In 2012, Harlow Council's Regeneration Team successfully bid and were granted a Heritage Lottery Fund (HLF) and Big Lottery Fund grant of £1.8m with match funding from the Council as part of a £2.8m regeneration project of the town park. Kaner Olette Architects and Allen Scott Landscape Architecture were hired to oversee these new projects. The regeneration work included demolishing of the 1960s built extensions to Spurriers House and conversion of the ground floor space into a new café, construction of a new Learning Centre and Events Barn, restoration of Pets' Corner, renovation and replanting of multiple gardens, and refurbishment of the bandstand.

In 2014 a new Education & Volunteer Officer (EVO) was appointed on a five-year HLF funded contract to deliver and Activity Plan within the park. Weekly volunteer sessions are held overseeing park maintenance as well as activities and guided walks.

On 18 August 2020, the Park was recognised by Historic England as a Grade II Park and Garden. Historic England note the high quality of the landscape architecture by Gibberd and Crowe which makes excellent use of existing landscape features including watercress beds, old gravel workings and woodland.
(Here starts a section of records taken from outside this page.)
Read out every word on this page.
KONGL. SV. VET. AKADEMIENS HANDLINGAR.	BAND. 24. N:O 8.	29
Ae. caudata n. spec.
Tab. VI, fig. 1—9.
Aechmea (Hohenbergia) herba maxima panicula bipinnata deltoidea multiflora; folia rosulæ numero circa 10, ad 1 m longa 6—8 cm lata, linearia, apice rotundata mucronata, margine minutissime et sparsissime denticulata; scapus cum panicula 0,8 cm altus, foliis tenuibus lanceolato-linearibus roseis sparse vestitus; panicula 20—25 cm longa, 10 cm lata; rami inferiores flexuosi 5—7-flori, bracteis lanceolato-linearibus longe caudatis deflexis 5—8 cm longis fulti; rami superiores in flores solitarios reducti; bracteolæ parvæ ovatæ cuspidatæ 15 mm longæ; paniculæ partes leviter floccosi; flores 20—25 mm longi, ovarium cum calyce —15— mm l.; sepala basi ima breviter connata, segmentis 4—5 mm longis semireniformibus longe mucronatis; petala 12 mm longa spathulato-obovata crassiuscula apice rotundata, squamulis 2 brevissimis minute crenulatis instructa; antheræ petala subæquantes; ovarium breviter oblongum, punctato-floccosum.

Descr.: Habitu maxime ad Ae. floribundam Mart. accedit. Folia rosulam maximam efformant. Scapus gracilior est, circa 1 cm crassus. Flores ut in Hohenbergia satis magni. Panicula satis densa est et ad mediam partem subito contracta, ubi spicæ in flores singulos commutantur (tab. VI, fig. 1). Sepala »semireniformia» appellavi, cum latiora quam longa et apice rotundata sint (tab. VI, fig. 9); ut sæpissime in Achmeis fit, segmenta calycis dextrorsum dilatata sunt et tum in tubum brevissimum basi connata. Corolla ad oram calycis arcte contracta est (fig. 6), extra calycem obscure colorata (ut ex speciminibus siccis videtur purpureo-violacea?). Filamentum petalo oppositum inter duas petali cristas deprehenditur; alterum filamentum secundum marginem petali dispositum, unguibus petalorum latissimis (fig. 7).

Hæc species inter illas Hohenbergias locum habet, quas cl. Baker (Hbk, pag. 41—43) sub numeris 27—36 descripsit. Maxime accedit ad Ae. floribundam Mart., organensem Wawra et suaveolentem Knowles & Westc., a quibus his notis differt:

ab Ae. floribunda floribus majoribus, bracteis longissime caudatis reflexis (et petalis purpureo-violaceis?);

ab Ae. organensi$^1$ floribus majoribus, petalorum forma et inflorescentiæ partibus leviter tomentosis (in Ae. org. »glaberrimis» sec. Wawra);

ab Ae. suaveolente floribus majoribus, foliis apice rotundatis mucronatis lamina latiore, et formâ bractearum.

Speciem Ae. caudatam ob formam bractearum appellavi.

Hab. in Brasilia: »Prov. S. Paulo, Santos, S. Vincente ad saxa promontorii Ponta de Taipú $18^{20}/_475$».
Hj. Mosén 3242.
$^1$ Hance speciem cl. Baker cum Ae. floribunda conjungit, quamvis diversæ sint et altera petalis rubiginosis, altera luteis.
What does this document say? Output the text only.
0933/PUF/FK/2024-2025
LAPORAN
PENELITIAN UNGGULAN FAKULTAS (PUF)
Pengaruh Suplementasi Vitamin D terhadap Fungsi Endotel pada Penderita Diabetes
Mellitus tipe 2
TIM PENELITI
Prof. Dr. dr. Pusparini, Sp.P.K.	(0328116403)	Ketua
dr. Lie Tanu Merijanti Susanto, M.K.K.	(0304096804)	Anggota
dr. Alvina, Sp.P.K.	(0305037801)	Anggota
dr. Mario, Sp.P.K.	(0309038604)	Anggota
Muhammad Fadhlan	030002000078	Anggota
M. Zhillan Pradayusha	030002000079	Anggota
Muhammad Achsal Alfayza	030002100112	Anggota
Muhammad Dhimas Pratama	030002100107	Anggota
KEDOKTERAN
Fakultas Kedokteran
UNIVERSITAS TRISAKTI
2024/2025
It is significant as an example of a postwar public park, by two of the 20th century's most important landscape designers, whose main features are intact.

The Park's bandstand was destroyed in a fire in the early hours of 19 September 2025, with police investigating the incident as a suspected arson. Harlow Council confirmed that the existing structure was no longer safe and required demolition, and pledged to rebuild the bandstand. Work to demolish the bandstand began the same day.